EM grid preparation and electron microscopy

The carbon coated grids were glow discharged for better staining by decreasing the hydrophobicity of the grid. After applying the sample onto the grid, a wash buffer (10 mM imidazole, 20 mM Tris, 100 mM NaCl, 1 mM ATP and 5 mM MgCl₂) was used to remove excess Nanogold per the protocol from Nanoprobes. Traces of buffer were then washed off with water. Uranyl formate (0.7% w/v) was used for conventional negative staining as described.³⁸ Images were taken under low-dose conditions at a magnification of 100,000× (defocus value of −1.5 mm) using a F20 electron microscope (FEI) equipped with a field emission gun at an acceleration voltage of 200 kV. Images were recorded on a 4 k × 4 k Gatan CCD camera, were converted to mrc format and binned by a factor of 2, resulting in final images with 2.0 Å/pixel. All binned MRC files were converted to SPIDER format using EM2EM.

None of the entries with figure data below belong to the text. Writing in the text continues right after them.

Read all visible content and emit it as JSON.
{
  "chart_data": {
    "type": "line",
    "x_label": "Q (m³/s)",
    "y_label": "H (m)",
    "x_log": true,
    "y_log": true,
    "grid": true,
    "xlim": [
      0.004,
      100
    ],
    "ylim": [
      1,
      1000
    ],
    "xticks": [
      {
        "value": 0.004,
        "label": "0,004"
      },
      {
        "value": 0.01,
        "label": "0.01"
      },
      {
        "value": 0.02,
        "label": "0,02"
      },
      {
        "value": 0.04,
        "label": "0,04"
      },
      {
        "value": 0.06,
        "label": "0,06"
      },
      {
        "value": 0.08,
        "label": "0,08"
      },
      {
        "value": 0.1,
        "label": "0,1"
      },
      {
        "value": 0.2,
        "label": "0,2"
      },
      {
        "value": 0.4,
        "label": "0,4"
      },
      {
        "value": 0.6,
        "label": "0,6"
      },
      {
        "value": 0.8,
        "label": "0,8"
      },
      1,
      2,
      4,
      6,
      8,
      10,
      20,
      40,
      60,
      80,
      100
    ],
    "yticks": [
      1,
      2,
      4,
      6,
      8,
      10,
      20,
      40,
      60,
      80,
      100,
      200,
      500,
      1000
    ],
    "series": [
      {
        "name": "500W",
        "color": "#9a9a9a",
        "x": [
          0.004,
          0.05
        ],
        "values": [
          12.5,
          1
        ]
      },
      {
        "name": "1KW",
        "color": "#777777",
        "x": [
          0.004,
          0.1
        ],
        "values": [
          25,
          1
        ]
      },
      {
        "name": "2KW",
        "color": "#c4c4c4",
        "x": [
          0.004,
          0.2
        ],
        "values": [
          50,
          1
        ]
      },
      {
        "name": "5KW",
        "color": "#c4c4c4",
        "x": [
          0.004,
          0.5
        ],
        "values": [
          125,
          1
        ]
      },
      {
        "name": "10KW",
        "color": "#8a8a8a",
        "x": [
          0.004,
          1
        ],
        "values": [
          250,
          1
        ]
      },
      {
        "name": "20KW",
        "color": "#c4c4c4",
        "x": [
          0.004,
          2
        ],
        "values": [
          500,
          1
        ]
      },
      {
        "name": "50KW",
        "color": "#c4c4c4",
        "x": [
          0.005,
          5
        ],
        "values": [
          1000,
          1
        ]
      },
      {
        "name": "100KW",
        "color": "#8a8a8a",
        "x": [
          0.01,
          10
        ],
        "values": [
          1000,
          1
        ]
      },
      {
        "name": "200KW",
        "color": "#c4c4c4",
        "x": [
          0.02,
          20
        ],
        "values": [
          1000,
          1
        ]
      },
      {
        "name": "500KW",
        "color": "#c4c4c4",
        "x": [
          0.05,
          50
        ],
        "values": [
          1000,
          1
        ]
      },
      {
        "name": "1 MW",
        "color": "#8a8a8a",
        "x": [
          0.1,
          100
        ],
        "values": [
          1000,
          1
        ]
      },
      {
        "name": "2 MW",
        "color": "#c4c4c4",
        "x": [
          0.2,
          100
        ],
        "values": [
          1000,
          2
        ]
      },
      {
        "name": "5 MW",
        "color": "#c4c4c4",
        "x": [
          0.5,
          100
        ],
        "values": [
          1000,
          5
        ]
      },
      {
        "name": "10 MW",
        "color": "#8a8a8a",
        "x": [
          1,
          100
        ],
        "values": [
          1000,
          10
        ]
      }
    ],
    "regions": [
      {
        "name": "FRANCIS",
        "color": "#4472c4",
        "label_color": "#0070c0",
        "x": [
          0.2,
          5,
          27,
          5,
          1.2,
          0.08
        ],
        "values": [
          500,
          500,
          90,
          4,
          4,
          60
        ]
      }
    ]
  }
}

Image processing and classification

Image analysis was performed with SPIDER and the associated display program WEB.³⁹ Particles of KaiB-KaiC either incubated or not incubated with Ni-NTA-Nanogold (Nanoprobes) were selected interactively and windowed into 120 × 120 pixel images (2.0 Å/pixel). Particles (875 unlabeled and 771 1.8 nm Ni-NTA-Nanogold labeled KaiBC particles) were rotationally and translationally aligned and subjected to 10 cycles of reference free alignment and K-means classification. Particles were grouped into 20 classes (Fig. 5). Difference images were calculated using both Diffmap.exe and SPIDER.³⁹ Results were similar using either program.

Acknowledgments

This work was supported by National Institutes of Health grant R01 GM073845 (to M.E.). We are grateful to Prof Rama Ranganathan, Southwestern Medical Center, for providing us with the expression systems for the S. elongatus KaiC-Cerulean and KaiB-Venus fusion proteins, to Mr Said Sidiqi for help with protein expression and purification and to Mr Sabuj Pattanayek for assistance with ESP calculations.

Disclosure of Potential Conflicts of Interest

No potential conflicts of interest were disclosed.